Hiç değişmeyen, asla taviz vermediğimiz en güzel özelliğimiz, mağdur olana yardım elini uzatmak.
Binlerce haber yapılır, dilencilerin servetlerine ilişkin ama yinede elini açıp, ‘Allah rıza için’ diyene yardım eli uzatırız.
Diyanet’in bütçesini biliriz, hocaların aldığı maaşları tartışırız ama her Cuma çıkışı elimizi cebimize atar, küçükte olsa katkıda bulunuruz.
Elazığ ve Malatya’yı vuran deprem sonrası da bir kez daha Türk insanı o yardım sever halini takındı, dört bir yandan yardım yağdı, deprem bölgesine.
Oysa Devletimizin güçlü ve büyük olduğunu biliriz, bu yarayı Devlet’in saracak gücü olduğunu biliriz, bir çoğumuz bunu böyle düşünür de, yinede elinden geleni yapmak ister, bunu bir insanlık duruşu olarak görürüz.

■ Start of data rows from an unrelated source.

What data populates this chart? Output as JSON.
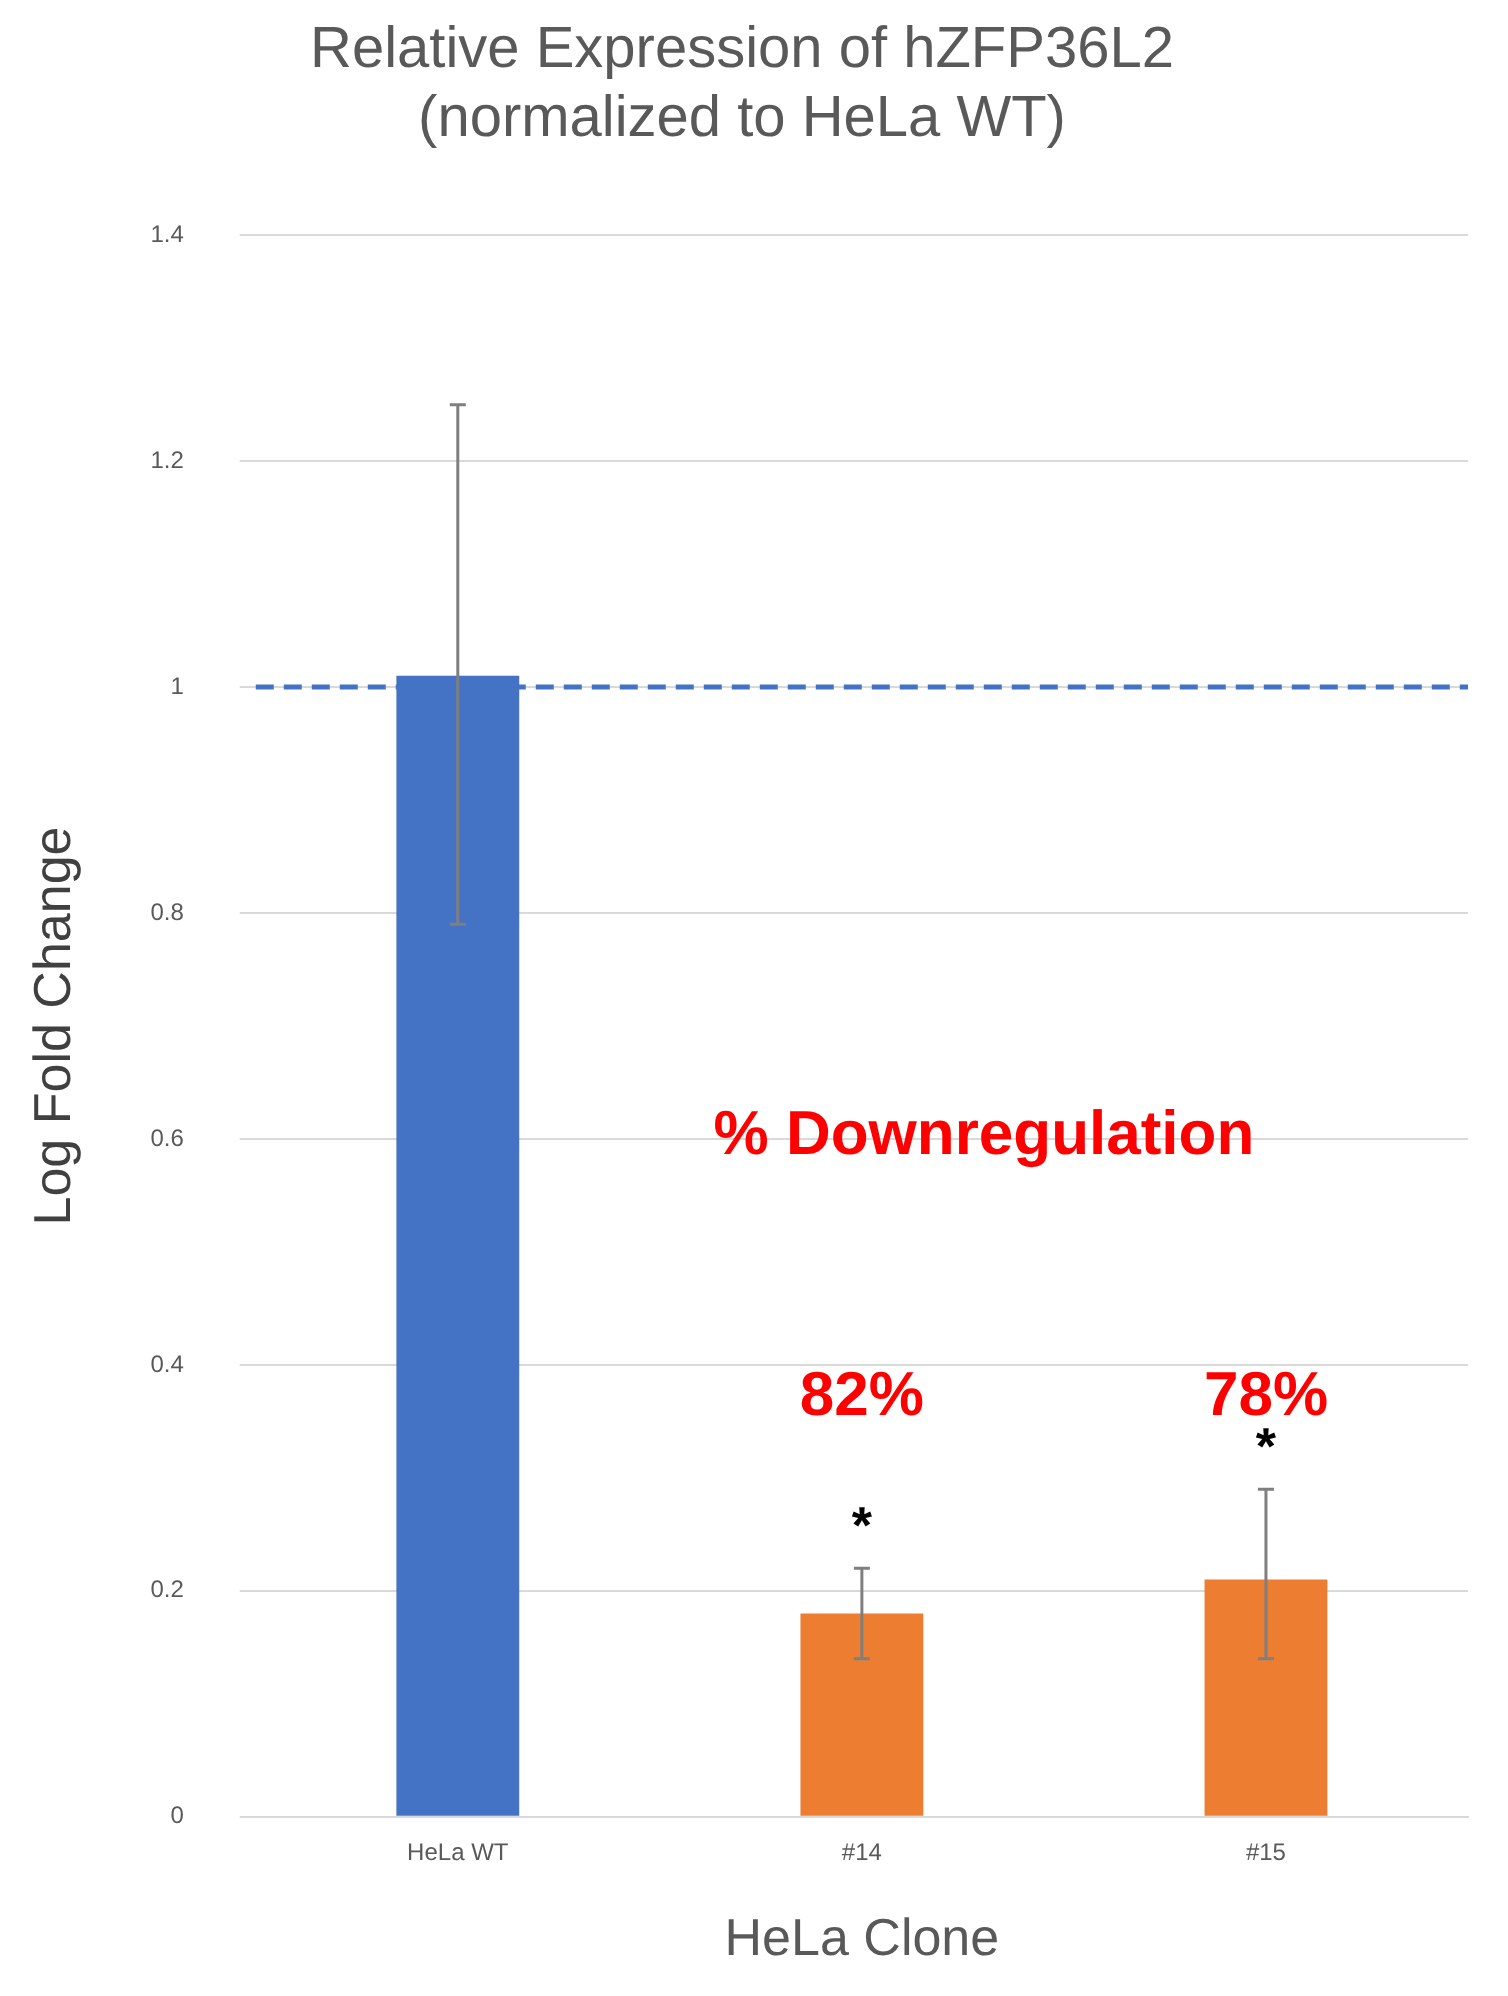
{
  "chart_data": {
    "type": "bar",
    "title": "Relative Expression of hZFP36L2\n(normalized to HeLa WT)",
    "xlabel": "HeLa Clone",
    "ylabel": "Log Fold Change",
    "categories": [
      "HeLa WT",
      "#14",
      "#15"
    ],
    "values": [
      1.01,
      0.18,
      0.21
    ],
    "colors": [
      "#4472c4",
      "#ed7d31",
      "#ed7d31"
    ],
    "errors": [
      [
        0.79,
        1.25
      ],
      [
        0.14,
        0.22
      ],
      [
        0.14,
        0.29
      ]
    ],
    "ylim": [
      0,
      1.4
    ],
    "yticks": [
      0,
      0.2,
      0.4,
      0.6,
      0.8,
      1,
      1.2,
      1.4
    ],
    "grid": "y",
    "legend": false,
    "ref_lines": [
      {
        "axis": "y",
        "value": 1,
        "color": "#4472c4",
        "line_style": "dashed"
      }
    ],
    "annotations": [
      "% Downregulation",
      "82%",
      "78%",
      "*",
      "*"
    ]
  }
}
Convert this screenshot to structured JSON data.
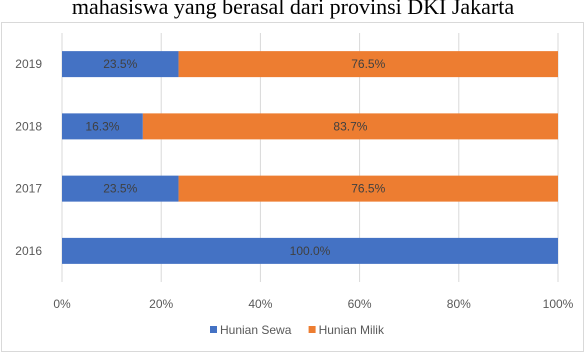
{
  "caption": "mahasiswa yang berasal dari provinsi DKI Jakarta",
  "chart_data": {
    "type": "bar",
    "orientation": "horizontal",
    "stacked": true,
    "percent_stacked": true,
    "categories": [
      "2019",
      "2018",
      "2017",
      "2016"
    ],
    "series": [
      {
        "name": "Hunian Sewa",
        "values": [
          23.5,
          16.3,
          23.5,
          100.0
        ],
        "color": "#4472C4"
      },
      {
        "name": "Hunian Milik",
        "values": [
          76.5,
          83.7,
          76.5,
          0.0
        ],
        "color": "#ED7D31"
      }
    ],
    "data_labels": [
      [
        "23.5%",
        "76.5%"
      ],
      [
        "16.3%",
        "83.7%"
      ],
      [
        "23.5%",
        "76.5%"
      ],
      [
        "100.0%",
        ""
      ]
    ],
    "x_ticks": [
      "0%",
      "20%",
      "40%",
      "60%",
      "80%",
      "100%"
    ],
    "xlim": [
      0,
      100
    ],
    "grid": true,
    "legend_position": "bottom"
  }
}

Karakteri, yaptıkları bir çoğumuzu rahatsız etse de, Acun Ilıcalı’nın sahibi olduğu Tv kanalında yaptığı yardım kampanyasında 50 milyonu aşkın para toplandı.
Belediyelerimiz, iş, sanat ve spor insanlarının yaptığı yardımlarla yeni bir Elazığ kuracak kadar para toplandı.
Allah yardım edenlerin tamamından razı olsun, bir verene bin versin.
Yardımlar konusunda da ayarımız yok tabi ki, depremin yaralarını sarmak adına yardımlar yapılırken, ‘yardımı habersiz mi yapmalı?, yoksa yardımın reklamını yaparak, teşvik mi etmeli?’ gibi suni tartışmalarımız oldu.
Bölgemizde ki, STK’ların yardımlarını duyunca, ‘ kendi bölgene, çevrene, insanına katkın yok, depremi bahane edip, Tv’ler de boy gösterip, şov yapmak için yardımda bulunuyorsun’ diye eleştirmekte ayrı bir durum.
Deprem bölgesine yardım bizim hiç eskimeyen, bize özgü en güzel en özel davranışımızdır.
Eleştiriler, farklı noktadan bakarak, işi sulandırmak hiçte doğru değil.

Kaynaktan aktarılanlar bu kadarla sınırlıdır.